Whew, that was probably a bit much for a comment. I’m starting to wonder if I just wrote a comment longer than your blog post 😉
Yeah, methinketh your comment was longer than the post… but that’s ok.
I remember learning about these things called “knowledge systems” in school, and the idea was they were real-language tools where you’d describe what you were looking for in general terms (one at a time), and the system would tree down to what you really wanted. For example: animal, 4 legs, stripes, predator, asia, white – and you’d get to ‘bengal tiger’. Of course, it has to be able to tree from any start point, in any order, and still get there (something like a fully-connected graph, with rules about what to *not* go to next based on the next input history – so, a dynamic splay tree).
I’ve never seen such a system that worked for more than very small, focused apps – and even then, a lot of times it has to give you choices, it can’t take random input.

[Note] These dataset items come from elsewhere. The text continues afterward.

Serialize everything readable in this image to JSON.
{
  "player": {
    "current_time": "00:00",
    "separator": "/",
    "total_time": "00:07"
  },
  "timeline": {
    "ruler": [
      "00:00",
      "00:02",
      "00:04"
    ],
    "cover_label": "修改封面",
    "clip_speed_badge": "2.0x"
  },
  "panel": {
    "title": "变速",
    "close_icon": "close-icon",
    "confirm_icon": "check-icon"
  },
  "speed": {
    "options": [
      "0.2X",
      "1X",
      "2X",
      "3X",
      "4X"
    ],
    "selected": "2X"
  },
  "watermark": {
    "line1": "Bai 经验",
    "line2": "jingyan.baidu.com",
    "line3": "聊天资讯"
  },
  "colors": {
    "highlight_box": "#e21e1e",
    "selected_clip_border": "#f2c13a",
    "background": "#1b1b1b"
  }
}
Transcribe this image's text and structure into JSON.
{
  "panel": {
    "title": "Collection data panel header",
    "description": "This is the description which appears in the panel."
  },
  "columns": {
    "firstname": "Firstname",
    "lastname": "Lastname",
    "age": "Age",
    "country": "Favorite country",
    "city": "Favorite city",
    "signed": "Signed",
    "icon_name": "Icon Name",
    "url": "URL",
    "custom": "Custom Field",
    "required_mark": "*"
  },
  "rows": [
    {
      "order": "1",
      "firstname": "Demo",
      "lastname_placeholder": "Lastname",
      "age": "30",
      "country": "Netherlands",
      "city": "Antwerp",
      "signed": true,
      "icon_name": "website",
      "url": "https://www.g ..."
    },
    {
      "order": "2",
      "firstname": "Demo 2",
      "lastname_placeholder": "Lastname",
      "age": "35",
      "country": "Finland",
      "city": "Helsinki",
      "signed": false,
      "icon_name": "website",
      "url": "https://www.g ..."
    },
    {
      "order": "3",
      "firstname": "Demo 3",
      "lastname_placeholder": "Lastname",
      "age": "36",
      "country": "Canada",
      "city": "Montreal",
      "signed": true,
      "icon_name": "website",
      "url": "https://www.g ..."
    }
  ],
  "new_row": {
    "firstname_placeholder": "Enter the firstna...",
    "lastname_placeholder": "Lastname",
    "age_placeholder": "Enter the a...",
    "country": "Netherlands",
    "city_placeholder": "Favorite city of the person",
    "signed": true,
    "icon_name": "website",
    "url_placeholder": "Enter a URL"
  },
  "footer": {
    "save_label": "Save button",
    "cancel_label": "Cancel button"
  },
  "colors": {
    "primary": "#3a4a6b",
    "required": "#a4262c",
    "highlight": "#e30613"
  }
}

I agree, This has been a problem for a while. A question I have is, what drives search engines to fix perceived problems in functionality? I think you are correct, antipaucity regarding the tree methodology. I myself have written Elizaesque code in several of my projects to handle just such a problem. The main issue with them was the limit of the scope. I can agree with Jay as to searching for methods to correct relatively simple issues that require hours of my day when, If I had just hacked at it a bit, I would have completed my project in less time than the research. As an aside, I wonder at the complexity of a tree approach since the implementations I have been a part of were truly complex.
–JFo